For some introverts, music festivals could be waking nightmares. However, there are many that find the anonymity relaxing. Regardless of which kind of introvert you are, music festivals, in all their wonderful glory, do come with many little quirks that may seriously antagonize the introvert within you. The Sherp feels your pain, and is here to voice your annoyances. Here are some of the worst things introverts have to face at music festivals.
1. Waiting in line.
Whether you’re waiting for your festival band, at security or simply at the bar for a drink, waiting in line means standing close to strangers in a stuffy place that will commit the worst social crime possible in the introvert’s bible – small-talk. When faced with several dozens of waiting individuals, small-talk is prerequisite. Unfortunately.
2. Human interaction in general.
You’re tired of repeating that you’re not sad, depressed, melancholy, or anything else people think you are. You’re okay! And you just want to be left alone! Why is that so hard to understand?
3. Buying things.
One of the worst experiences for someone who doesn’t enjoy social interactions is having to scream your request to the food vendor/bartender or whatever else you’re trying to purchase at a festival. As if these situations weren’t awkward enough, already.
4. People who don’t respect your space.
Music festivals are probably the most crowded events on earth, garnering thousands of people to one venue. Sweaty, intoxicated people all up in your face, breathing down your neck and jostling you around is easily an introvert’s worst nightmare. Nothing gives you shivers down your spine like a couple grinding two inches from your face.

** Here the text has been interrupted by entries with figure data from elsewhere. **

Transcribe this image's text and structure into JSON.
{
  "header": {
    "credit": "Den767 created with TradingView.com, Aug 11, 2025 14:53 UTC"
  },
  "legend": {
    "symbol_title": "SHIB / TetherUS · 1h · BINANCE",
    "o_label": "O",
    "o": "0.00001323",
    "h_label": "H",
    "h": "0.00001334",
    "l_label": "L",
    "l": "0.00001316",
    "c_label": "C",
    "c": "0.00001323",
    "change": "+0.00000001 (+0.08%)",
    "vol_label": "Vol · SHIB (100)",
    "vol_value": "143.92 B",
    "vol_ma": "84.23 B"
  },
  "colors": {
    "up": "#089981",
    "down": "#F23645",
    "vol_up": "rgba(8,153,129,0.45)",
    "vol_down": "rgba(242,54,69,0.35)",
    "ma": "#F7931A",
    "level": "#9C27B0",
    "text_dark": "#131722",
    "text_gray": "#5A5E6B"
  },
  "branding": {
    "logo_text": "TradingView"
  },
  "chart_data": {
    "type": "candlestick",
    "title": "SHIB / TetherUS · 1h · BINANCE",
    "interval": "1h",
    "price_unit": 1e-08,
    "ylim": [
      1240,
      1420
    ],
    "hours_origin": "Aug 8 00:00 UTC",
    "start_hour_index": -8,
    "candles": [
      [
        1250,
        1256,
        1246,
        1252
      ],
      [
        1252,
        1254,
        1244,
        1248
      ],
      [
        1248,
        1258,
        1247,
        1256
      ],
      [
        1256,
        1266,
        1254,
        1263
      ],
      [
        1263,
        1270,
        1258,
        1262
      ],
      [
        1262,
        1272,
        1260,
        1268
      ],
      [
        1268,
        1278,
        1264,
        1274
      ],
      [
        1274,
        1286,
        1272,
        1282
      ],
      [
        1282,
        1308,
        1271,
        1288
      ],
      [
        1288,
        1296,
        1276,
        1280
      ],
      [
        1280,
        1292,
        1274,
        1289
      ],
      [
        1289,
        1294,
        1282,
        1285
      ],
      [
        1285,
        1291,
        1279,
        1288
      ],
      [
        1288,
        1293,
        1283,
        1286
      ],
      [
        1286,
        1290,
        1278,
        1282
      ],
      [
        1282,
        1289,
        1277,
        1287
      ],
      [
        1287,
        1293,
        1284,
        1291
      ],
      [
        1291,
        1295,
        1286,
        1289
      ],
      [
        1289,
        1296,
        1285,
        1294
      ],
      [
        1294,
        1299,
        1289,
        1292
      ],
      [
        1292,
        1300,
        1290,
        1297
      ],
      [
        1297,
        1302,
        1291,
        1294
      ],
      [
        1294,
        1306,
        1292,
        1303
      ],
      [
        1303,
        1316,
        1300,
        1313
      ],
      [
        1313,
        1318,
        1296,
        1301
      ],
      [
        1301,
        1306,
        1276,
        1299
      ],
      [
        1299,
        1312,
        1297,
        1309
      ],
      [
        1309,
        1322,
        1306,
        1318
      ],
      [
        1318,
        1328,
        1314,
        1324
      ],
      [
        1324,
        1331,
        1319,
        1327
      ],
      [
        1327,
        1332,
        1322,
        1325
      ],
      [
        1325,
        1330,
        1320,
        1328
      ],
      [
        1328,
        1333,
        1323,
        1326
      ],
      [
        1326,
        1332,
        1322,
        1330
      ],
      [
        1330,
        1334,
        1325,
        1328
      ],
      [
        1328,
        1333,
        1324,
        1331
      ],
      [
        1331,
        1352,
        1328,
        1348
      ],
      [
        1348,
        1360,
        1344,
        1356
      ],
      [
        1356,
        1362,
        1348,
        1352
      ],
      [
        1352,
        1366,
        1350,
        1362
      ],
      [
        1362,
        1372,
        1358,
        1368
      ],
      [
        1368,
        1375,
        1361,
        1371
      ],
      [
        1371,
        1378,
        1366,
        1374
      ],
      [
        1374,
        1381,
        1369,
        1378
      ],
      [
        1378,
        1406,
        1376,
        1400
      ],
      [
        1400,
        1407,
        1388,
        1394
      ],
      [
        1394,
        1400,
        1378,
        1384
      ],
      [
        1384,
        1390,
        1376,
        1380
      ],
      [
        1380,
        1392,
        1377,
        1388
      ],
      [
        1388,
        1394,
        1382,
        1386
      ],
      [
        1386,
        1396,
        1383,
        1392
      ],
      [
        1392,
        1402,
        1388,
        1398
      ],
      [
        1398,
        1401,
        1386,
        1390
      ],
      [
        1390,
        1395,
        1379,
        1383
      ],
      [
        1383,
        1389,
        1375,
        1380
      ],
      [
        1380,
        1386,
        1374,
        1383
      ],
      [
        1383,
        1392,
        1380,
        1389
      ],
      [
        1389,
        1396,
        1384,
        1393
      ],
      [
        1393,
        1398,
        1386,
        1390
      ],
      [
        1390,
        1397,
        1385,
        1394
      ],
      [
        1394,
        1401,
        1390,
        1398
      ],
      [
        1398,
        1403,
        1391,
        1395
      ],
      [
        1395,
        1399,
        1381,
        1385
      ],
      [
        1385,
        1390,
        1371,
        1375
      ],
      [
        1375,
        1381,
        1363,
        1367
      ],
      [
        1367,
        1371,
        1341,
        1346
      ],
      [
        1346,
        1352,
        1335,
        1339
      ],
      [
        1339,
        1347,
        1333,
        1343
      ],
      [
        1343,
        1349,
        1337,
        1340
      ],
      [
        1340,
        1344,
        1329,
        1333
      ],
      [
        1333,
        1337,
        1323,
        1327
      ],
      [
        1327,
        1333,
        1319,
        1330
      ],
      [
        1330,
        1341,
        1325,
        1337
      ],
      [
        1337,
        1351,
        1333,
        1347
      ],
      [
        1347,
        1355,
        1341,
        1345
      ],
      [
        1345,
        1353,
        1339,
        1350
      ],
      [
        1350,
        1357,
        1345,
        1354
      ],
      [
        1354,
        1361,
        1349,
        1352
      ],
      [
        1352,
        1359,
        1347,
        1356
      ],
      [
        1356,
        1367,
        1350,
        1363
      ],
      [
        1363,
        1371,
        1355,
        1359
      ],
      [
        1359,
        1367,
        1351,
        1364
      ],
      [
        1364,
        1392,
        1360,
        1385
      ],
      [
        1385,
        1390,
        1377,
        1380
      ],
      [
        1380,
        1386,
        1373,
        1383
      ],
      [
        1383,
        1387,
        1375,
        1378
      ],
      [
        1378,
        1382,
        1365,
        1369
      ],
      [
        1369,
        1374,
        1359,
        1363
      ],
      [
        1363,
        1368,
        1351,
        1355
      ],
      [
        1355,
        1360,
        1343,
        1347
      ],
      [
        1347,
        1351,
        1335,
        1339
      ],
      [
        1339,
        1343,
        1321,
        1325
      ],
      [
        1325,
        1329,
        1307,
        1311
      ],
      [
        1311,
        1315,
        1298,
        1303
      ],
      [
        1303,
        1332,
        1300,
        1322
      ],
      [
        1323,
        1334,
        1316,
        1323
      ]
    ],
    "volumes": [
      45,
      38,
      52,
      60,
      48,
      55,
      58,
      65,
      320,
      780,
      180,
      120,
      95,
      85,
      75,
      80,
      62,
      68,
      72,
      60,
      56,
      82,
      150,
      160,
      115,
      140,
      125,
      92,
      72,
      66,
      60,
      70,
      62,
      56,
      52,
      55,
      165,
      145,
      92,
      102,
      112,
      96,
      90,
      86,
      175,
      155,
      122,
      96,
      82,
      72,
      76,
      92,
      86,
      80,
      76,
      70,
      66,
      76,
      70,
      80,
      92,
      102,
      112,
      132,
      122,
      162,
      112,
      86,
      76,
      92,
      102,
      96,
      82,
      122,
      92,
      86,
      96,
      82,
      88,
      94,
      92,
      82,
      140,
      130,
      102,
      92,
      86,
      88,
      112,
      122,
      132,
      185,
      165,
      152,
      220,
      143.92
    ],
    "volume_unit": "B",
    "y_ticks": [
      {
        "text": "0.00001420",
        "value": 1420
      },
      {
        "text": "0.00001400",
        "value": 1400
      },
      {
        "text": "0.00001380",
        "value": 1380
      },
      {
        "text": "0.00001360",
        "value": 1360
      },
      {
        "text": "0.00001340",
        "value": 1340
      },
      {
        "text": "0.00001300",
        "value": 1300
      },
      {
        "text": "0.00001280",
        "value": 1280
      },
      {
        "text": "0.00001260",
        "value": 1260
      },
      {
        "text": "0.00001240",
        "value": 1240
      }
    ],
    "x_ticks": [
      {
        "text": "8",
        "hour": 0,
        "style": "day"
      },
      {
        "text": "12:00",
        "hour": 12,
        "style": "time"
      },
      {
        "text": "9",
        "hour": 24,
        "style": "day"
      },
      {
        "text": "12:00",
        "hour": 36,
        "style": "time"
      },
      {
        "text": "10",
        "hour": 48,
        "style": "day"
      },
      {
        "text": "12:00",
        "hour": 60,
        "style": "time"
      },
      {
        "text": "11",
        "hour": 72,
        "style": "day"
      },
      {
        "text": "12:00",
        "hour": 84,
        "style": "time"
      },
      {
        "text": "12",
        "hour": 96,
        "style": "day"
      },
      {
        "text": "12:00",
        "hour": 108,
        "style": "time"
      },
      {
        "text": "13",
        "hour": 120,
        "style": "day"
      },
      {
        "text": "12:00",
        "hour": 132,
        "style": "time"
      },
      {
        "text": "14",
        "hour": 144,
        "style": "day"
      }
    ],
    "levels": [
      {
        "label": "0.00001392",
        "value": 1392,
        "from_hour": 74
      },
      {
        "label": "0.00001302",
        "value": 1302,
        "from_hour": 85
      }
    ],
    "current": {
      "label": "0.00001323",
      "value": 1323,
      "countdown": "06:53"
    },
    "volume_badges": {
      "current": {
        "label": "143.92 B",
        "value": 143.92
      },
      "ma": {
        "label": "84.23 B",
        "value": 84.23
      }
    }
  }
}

5. People who don’t respect the headphones.
Headphones are your beard so people automatically assume you do not wish to be bothered. Alas, people are slow learners. You’re wearing headphones to a live music event, SO WHAT?
6. People in general.
You’re starting to think that an apocalypse that wipes out the entire population may not be such a bad idea.
7. No space free of chaos.
8. Strangers asking for smokes.
After all the effort you put into looking unapproachable. Plebeians everywhere.
9. Being approached by the opposite sex.
When an interested party from the opposite sex approaches you, most of the time you’re too surprised and flattered to voice a coherent response, and other times you’re simply exasperated. All you want to do is enjoy an evening of good music and solitary freedom. So, thanks, but no thanks. Until…
10. You see someone you would “ideally” approach.
Except you’ve made up your mind about the fact that you hate human interaction and this makes you socially inept. Spotting someone fine is the worst kind of agony for an introvert as your insides are torn between the urge to hide and the urge to declare your eternal love to this human being. Tough luck, mate.